Dan ia sungguh beruntung memiliki seorang ibu yang memiliki hati seluas
samudera, yang mampu menampung
apa saja keluh kesah sang anak. Aku tak tahu apa saja yang dikatakan
sang ibu, karena dialog privasi
keluarga itu berlangsung lirih. Namun
jelas sang adik telah terlipur. Wajahnya
berangsur tenang. Keluh kesahnya
telah tersampaikan. Sang ibu menampungnya dan menggantinya
dengan mengalirkan kasih sayangnya.
Kasih sayang yang ternyata mampu
meredakan keluh kesahnya. Pada titik ini, betapa redupnya
kecantikan dibandingkan kilau cahaya
kasih sayang. Betapa tak berartinya
kecantikan di mata sang anak
dibandingkan harapannya terhadap
limpahan cinta sang ibu. Sang kakak, yang telah puas berbagi
bahagia dengan sang ibu, kembali
melesat berlari, meninggalkan sang
ibu, dengan semangat yang telah
diperbarui. Sang adik menunggu di
pangkuan sang ibu. Bagi kakak yang baru lepas balita itu,
dan adik yang masih balita itu, ibu
barang kali adalah segalanya. Sehingga
wajar jika Islam mengajarkan satu doa
yang indah, “Wahai, Rabbku,
sayangilah mereka berdua seperti mereka menyayangiku waktu aku
kecil.”Lewat ibulah seseorang pertama
kali mengenal kasih sayang, yang
dengannya seorang anak manusia bisa
belajar bahwa Allah itu Maha
Penyayang. Maka guru pertama dari pelajaran cinta dan kasih sayang Allah
adalah sang ibu. Wajar jika manusia
pertama yang berhak mendapatkan
bakti seorang anak manusia adalah
sang ibu itu sendiri. Namun ironisnya, bisa jadi lewat ibu
pulalah seorang anak manusia belajar
secara keliru tentang hakikat dunia ini.
Bisa jadi pula ia keliru memaknai sifat-
sifatNya. Seorang ibu yang kasih
sayangnya meredup, teredam gejolak duniawi yang memang acap
merontokkan keimanan, dapat menjadi
guru yang teramat buruk untuk
anaknya. Seorang ibu yang
kesabarannya berganti dengan
kegusaran, kata-kata manisnya terusir oleh hardikan, dan perhatiannya hanya
kepada dirinya sendiri, alih-alih kepada
anaknya, agaknya adalah seorang ibu
yang harus rajin-rajin meminta kepada
Allah agar dipulihkan kembali energi
kasih sayangny.Energi yang sejatinya ada pada diri setiap manusia, yang
telah Allah titipkan sejak ia lahir. Ibu yang tak mampu mengenalkan
anaknya kasih sayangNya, betapapun
cantiknya ia, takkan menjadi
pelabuhan bagi anaknya untuk belajar
menjadi hamba Allah yang sempurna. Namun bagaimana jika kita temukan
kasih sayang yang berpadu dengan
kecantikan? Jika kita menerima
anugerah tak terperi seperti ini, kita
harus mengimbangi geletaran jiwa ini,
dengan kata-kata subhanallah, wal hamdulillah, wallahu akbar!

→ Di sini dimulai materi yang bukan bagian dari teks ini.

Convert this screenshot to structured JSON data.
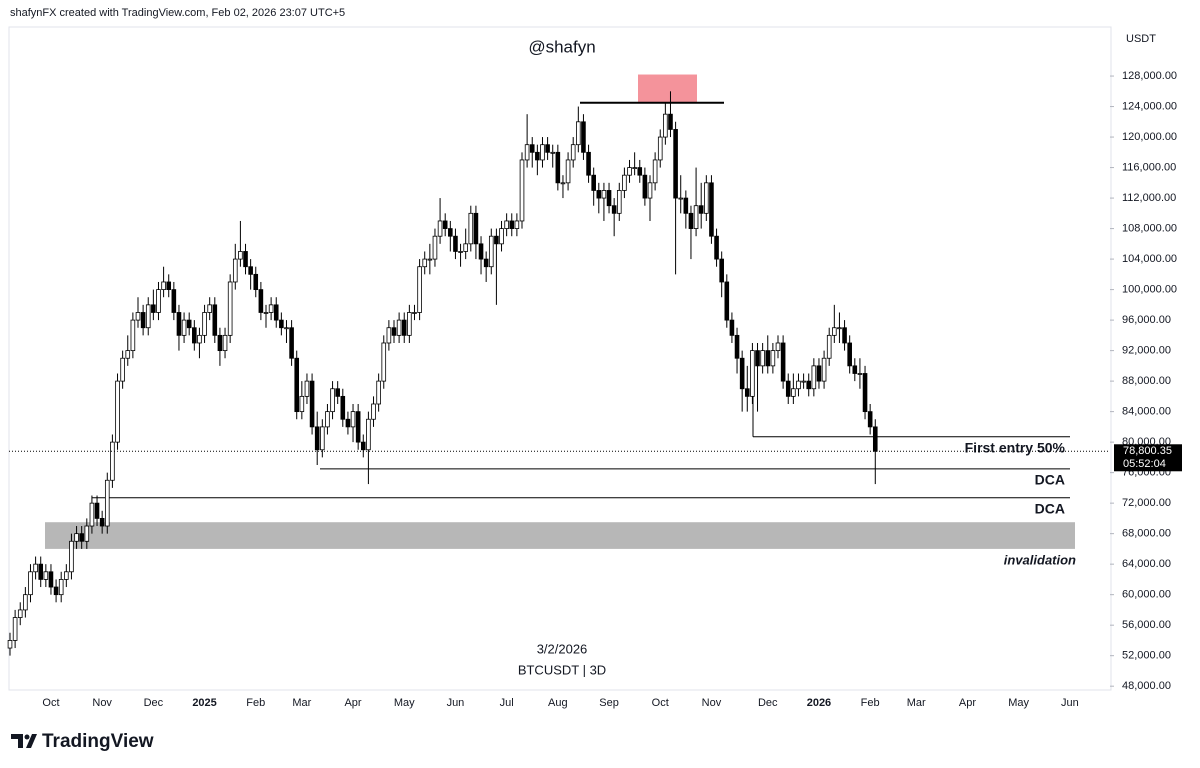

“Bekerjalah kamu, maka Allah dan RasulNya serta orang-orang mukmin akan melihat pekerjaanmu itu, dan kamu akan dikembalikan kepada (Allah) Yang Mengetahui akan yang ghaib dan yang nyata, lalu diberitakanNya kepada kamu apa yang telah kamu kerjakan” (QS at-Taubah /9: 105).
Friday, 8 July 2011
kisah seorang nenek penjual bunga cempaka
Dahulu di sebuah kota di Madura, ada
seorang nenek tua penjual bunga
cempaka. Ia menjual bunganya di
pasar, setelah berjalan kaki cukup
jauh. Usai jualan, ia pergi ke masjid
Agung di kota itu. Ia berwudhu, masuk masjid, dan melakukan salat
Zhuhur. Setelah membaca wirid
sekedarnya, ia keluar masjid dan
membungkuk-bungkuk di halaman
masjid. Ia mengumpulkan dedaunan
yang berceceran di halaman masjid. Selembar demi selembar dikaisnya.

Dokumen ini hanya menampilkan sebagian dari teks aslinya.